Makro Cash and Carry rozkręca system bonusów dla polskich niezależnych sklepów detalicznych. Fala szkoleń ma zwiększyć liczbę jego klientów.
– Pozyskaliśmy pieniądze z Europejskiego Funduszu Społecznego. W ramach projektu do 2011 roku przeprowadzonych zostanie ponad 400 szkoleń dla ponad 7 tys. uczestników. Są one bezpłatne – mówi Magdalena Figurna z Makro Cash and Carry Polska.

Walka o przyszłość

W zeszłym roku w szkoleniach, które uczą m.in. tego, jak przeprojektować sklep, by stał się bardziej nowoczesny i wygodny, wzięło udział 5 tys. osób. W pierwszym kwartale tego roku przystąpił do nich kolejny tysiąc przedsiębiorców.
Makro dba o umocnienie pozycji niezależnych handlowców, bo walczy o swoją przyszłość. Małe sklepy to grupa docelowa dla tego dystrybutora.
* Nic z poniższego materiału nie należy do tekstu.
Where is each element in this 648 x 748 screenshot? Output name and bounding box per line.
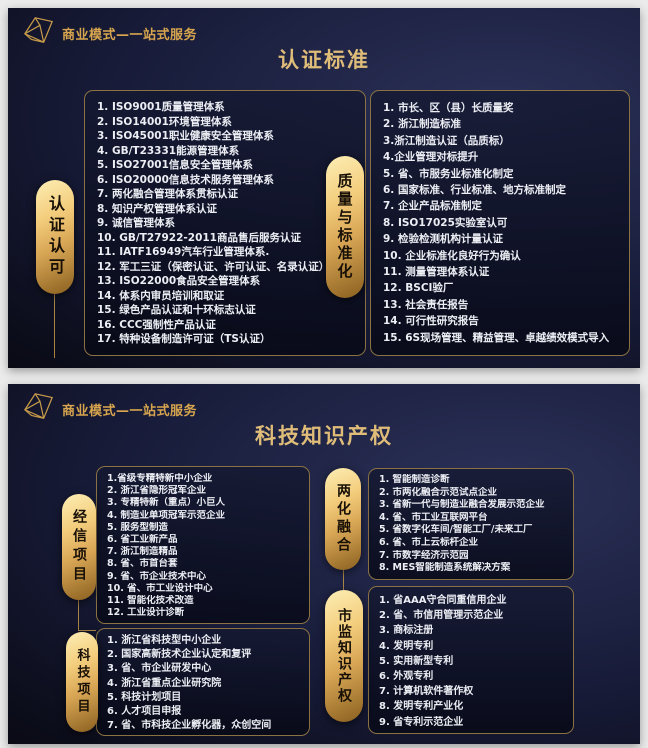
list-item: 6. ISO20000信息技术服务管理体系 bbox=[97, 173, 274, 186]
list-item: 10. 企业标准化良好行为确认 bbox=[383, 249, 521, 262]
list-item: 3. ISO45001职业健康安全管理体系 bbox=[97, 130, 274, 142]
list-item: 4. 省、市工业互联网平台 bbox=[379, 511, 488, 523]
list-item: 4. 发明专利 bbox=[379, 640, 434, 652]
list-item: 10. GB/T27922-2011商品售后服务认证 bbox=[97, 231, 301, 244]
list-item: 4. 浙江省重点企业研究院 bbox=[107, 677, 222, 689]
list-item: 13. 社会责任报告 bbox=[383, 298, 469, 311]
list-item: 5. 科技计划项目 bbox=[107, 691, 182, 703]
list-box-economy-info-projects: 1.省级专精特新中小企业 2. 浙江省隐形冠军企业 3. 专精特新（重点）小巨人 4.… bbox=[96, 466, 310, 624]
list-item: 12. 军工三证（保密认证、许可认证、名录认证） bbox=[97, 260, 330, 273]
list-item: 9. 检验检测机构计量认证 bbox=[383, 233, 503, 246]
list-item: 6. 省、市上云标杆企业 bbox=[379, 536, 479, 548]
list-item: 14. 体系内审员培训和取证 bbox=[97, 289, 225, 302]
list-item: 9. 省专利示范企业 bbox=[379, 716, 464, 728]
list-item: 8. 发明专利产业化 bbox=[379, 701, 464, 713]
list-item: 7. 两化融合管理体系贯标认证 bbox=[97, 188, 238, 200]
list-item: 16. CCC强制性产品认证 bbox=[97, 318, 216, 331]
list-box-quality-standardization: 1. 市长、区（县）长质量奖 2. 浙江制造标准 3.浙江制造认证（品质标） 4.企业… bbox=[370, 90, 630, 356]
list-item: 8. ISO17025实验室认可 bbox=[383, 216, 508, 229]
connector-line bbox=[343, 570, 344, 590]
list-item: 3. 专精特新（重点）小巨人 bbox=[107, 497, 226, 509]
list-item: 2. 国家高新技术企业认定和复评 bbox=[107, 649, 252, 661]
list-item: 8. 知识产权管理体系认证 bbox=[97, 202, 217, 215]
list-item: 1. ISO9001质量管理体系 bbox=[97, 101, 225, 113]
list-item: 3. 省、市企业研发中心 bbox=[107, 663, 212, 675]
list-item: 12. 工业设计诊断 bbox=[107, 607, 185, 619]
list-item: 5. ISO27001信息安全管理体系 bbox=[97, 159, 253, 171]
list-item: 1. 浙江省科技型中小企业 bbox=[107, 635, 222, 646]
list-box-market-ip: 1. 省AAA守合同重信用企业 2. 省、市信用管理示范企业 3. 商标注册 4. 发… bbox=[368, 586, 574, 734]
brand-text: 商业模式—一站式服务 bbox=[62, 404, 198, 419]
list-item: 5. 省数字化车间/智能工厂/未来工厂 bbox=[379, 524, 533, 536]
group-label-integration: 两化融合 bbox=[325, 468, 361, 570]
list-box-tech-projects: 1. 浙江省科技型中小企业 2. 国家高新技术企业认定和复评 3. 省、市企业研发中… bbox=[96, 628, 310, 736]
list-item: 3.浙江制造认证（品质标） bbox=[383, 134, 510, 147]
list-item: 1. 市长、区（县）长质量奖 bbox=[383, 102, 514, 114]
list-item: 7. 省、市科技企业孵化器，众创空间 bbox=[107, 720, 272, 732]
list-item: 1.省级专精特新中小企业 bbox=[107, 473, 213, 484]
page-title: 认证标准 bbox=[278, 48, 370, 72]
list-item: 2. 省、市信用管理示范企业 bbox=[379, 610, 504, 622]
list-item: 2. 市两化融合示范试点企业 bbox=[379, 486, 498, 498]
list-item: 7. 市数字经济示范园 bbox=[379, 549, 469, 561]
list-item: 4. GB/T23331能源管理体系 bbox=[97, 144, 240, 157]
list-item: 4.企业管理对标提升 bbox=[383, 151, 479, 164]
list-item: 11. 测量管理体系认证 bbox=[383, 266, 490, 279]
list-item: 6. 省工业新产品 bbox=[107, 534, 178, 546]
list-item: 11. IATF16949汽车行业管理体系. bbox=[97, 246, 270, 258]
list-item: 14. 可行性研究报告 bbox=[383, 315, 479, 328]
list-box-certification: 1. ISO9001质量管理体系 2. ISO14001环境管理体系 3. ISO4… bbox=[84, 90, 366, 356]
list-item: 4. 制造业单项冠军示范企业 bbox=[107, 509, 226, 521]
list-item: 12. BSCI验厂 bbox=[383, 282, 454, 295]
list-item: 5. 实用新型专利 bbox=[379, 655, 454, 667]
connector-line bbox=[78, 630, 96, 631]
group-label-quality-standardization: 质量与标准化 bbox=[326, 156, 364, 298]
list-item: 3. 省新一代与制造业融合发展示范企业 bbox=[379, 499, 545, 511]
list-item: 3. 商标注册 bbox=[379, 625, 434, 637]
page-title: 科技知识产权 bbox=[255, 424, 393, 448]
list-item: 6. 人才项目申报 bbox=[107, 706, 182, 718]
connector-line bbox=[78, 600, 79, 630]
list-item: 7. 企业产品标准制定 bbox=[383, 200, 482, 213]
list-item: 2. 浙江省隐形冠军企业 bbox=[107, 485, 207, 497]
list-item: 15. 6S现场管理、精益管理、卓越绩效模式导入 bbox=[383, 331, 610, 344]
list-item: 2. 浙江制造标准 bbox=[383, 118, 461, 131]
list-item: 5. 服务型制造 bbox=[107, 521, 169, 533]
list-item: 11. 智能化技术改造 bbox=[107, 595, 194, 607]
slide-tech-intellectual-property: 商业模式—一站式服务 科技知识产权 1.省级专精特新中小企业 2. 浙江省隐形冠军… bbox=[8, 384, 640, 744]
connector-line bbox=[54, 294, 55, 358]
list-item: 8. MES智能制造系统解决方案 bbox=[379, 562, 511, 574]
slide-certification-standards: 商业模式—一站式服务 认证标准 1. ISO9001质量管理体系 2. ISO14… bbox=[8, 8, 640, 368]
list-item: 1. 智能制造诊断 bbox=[379, 474, 450, 485]
list-item: 7. 计算机软件著作权 bbox=[379, 686, 474, 698]
list-item: 17. 特种设备制造许可证（TS认证） bbox=[97, 333, 271, 345]
list-item: 13. ISO22000食品安全管理体系 bbox=[97, 275, 261, 287]
list-item: 5. 省、市服务业标准化制定 bbox=[383, 167, 514, 180]
list-item: 10. 省、市工业设计中心 bbox=[107, 582, 213, 594]
group-label-market-ip: 市监知识产权 bbox=[325, 590, 363, 722]
list-item: 9. 诚信管理体系 bbox=[97, 217, 175, 229]
list-item: 9. 省、市企业技术中心 bbox=[107, 570, 207, 582]
brand-logo-icon bbox=[22, 14, 56, 46]
brand-text: 商业模式—一站式服务 bbox=[62, 28, 198, 43]
list-item: 8. 省、市首台套 bbox=[107, 558, 178, 570]
list-item: 6. 国家标准、行业标准、地方标准制定 bbox=[383, 184, 566, 197]
list-item: 7. 浙江制造精品 bbox=[107, 546, 178, 558]
group-label-economy-info-projects: 经信项目 bbox=[62, 494, 96, 600]
group-label-certification: 认证认可 bbox=[36, 180, 74, 294]
brand-logo-icon bbox=[22, 390, 56, 422]
list-item: 15. 绿色产品认证和十环标志认证 bbox=[97, 304, 256, 316]
group-label-tech-projects: 科技项目 bbox=[66, 632, 98, 732]
list-item: 6. 外观专利 bbox=[379, 671, 434, 683]
list-item: 1. 省AAA守合同重信用企业 bbox=[379, 595, 507, 606]
list-item: 2. ISO14001环境管理体系 bbox=[97, 115, 232, 128]
list-box-integration: 1. 智能制造诊断 2. 市两化融合示范试点企业 3. 省新一代与制造业融合发展示范… bbox=[368, 468, 574, 580]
Tymczasem z roku na rok ubywa ich 5 – 6 tys. Jak pokazują badania Euromonitor, wpływ na to mają rosnące w siłę dyskonty, supermarkety i hipermarkety. Według badań każdy z tych segmentów urósł w zeszłym roku od 5 do ponad 11 proc.
Do tego każdy z nich coraz aktywniej działa na rynkach do niedawna zdominowanych przez niezależny polski handel. Tak robią na przykład Tesco, Intermarche czy Carrefour, które za główny cel ekspansji obrały sobie otwieranie placówek na osiedlach mieszkaniowych.
– W starciu z gigantami małe polskie sklepy nie mają szans. By ratować się przed upadkiem, przystępują do jednej z funkcjonujących na rynku sieci – mówi Andrzej Faliński, dyrektor generalny Polskiej Organizacji Handlu i Dystrybucji.



Niskie ceny

Mogłyby natomiast działać dalej, jeśli zapewniłyby sobie konkurencyjne ceny. Szczególnie że, jak wynika z danych Pentora, polscy konsumenci są oszczędni i coraz chętniej robią zakupy w małych osiedlowych sklepikach. Dzięki temu wydają jednorazowo mniej pieniędzy oraz unikają kupowania na zapas. Według Pentora aż 79 proc. konsumentów deklaruje, że na zakupy chodzi do sklepów oddalonych nie więcej niż 10 minut drogi od ich miejsca zamieszkania.
Makro nie zamierza oddawać pola hipermarketom, dlatego ruszyło do walki o niskie ceny w małych polskich sklepach. Temu celowi ma służyć akcja pod hasłem „Gwarancja najniższej ceny”.
– Oferujemy zwrot różnicy, w sytuacji gdy cena produktu w innej hurtowni jest niższa niż oferowana przez naszą sieć. Gwarancja dotyczy również promocji prowadzonych przez konkurencyjne firmy – mówi Magdalena Figurna.
W zachowaniu niskich cen handlowcom ma pomóc także system bonusowy obejmujący wszystkie produkty oferowane w hurtowniach Makro. Dzięki niemu nabywcy mogą uzyskać rabat w wysokości do 5 proc.

Droższe przejęcia

Makro stawia też na rozwój placówek mniejszego formatu. Pierwsza została otwarta w zeszłym roku w Tarnowie. Jak dowiedział się „DGP”, druga ruszy na początku przyszłego tygodnia w Lesznie.
Czy działania Makro spowolnią konsolidację polskiego rynku detalicznego? Zdaniem analityków nie jest to wykluczone. Jednak nie da się odwrócić kierunku, w jakim zmierza polski handel. Będzie on jednak korzystniejszy dla polskich kupców.
– Na pewno niezależni handlowcy staną się bardziej łakomym kąskiem dla sieci. Ale też droższym. Sieci będą musiały więcej zaoferować małym sklepom, by je skłonić do wstąpienia w ich szeregi. Handlowcy zawsze będą mogli powiedzieć: jak ma być biednie, to wolę zostać na swoim – mówi Andrzej Faliński.
Nie znaczy to jednak, że Makro za kilka lat nie będzie miało klientów.
– Niezależny handel nigdy nie zniknie z rynku. Nawet jeśli liczba sieci wzrosłaby trzykrotnie – uważa Adam Wroczyński z Akademii Rozwoju Systemów Sieciowych.
Dlatego – dodaje – coraz więcej hurtowni zabiega o polskie małe sklepy, którym proponują przede wszystkim atrakcyjne ceny.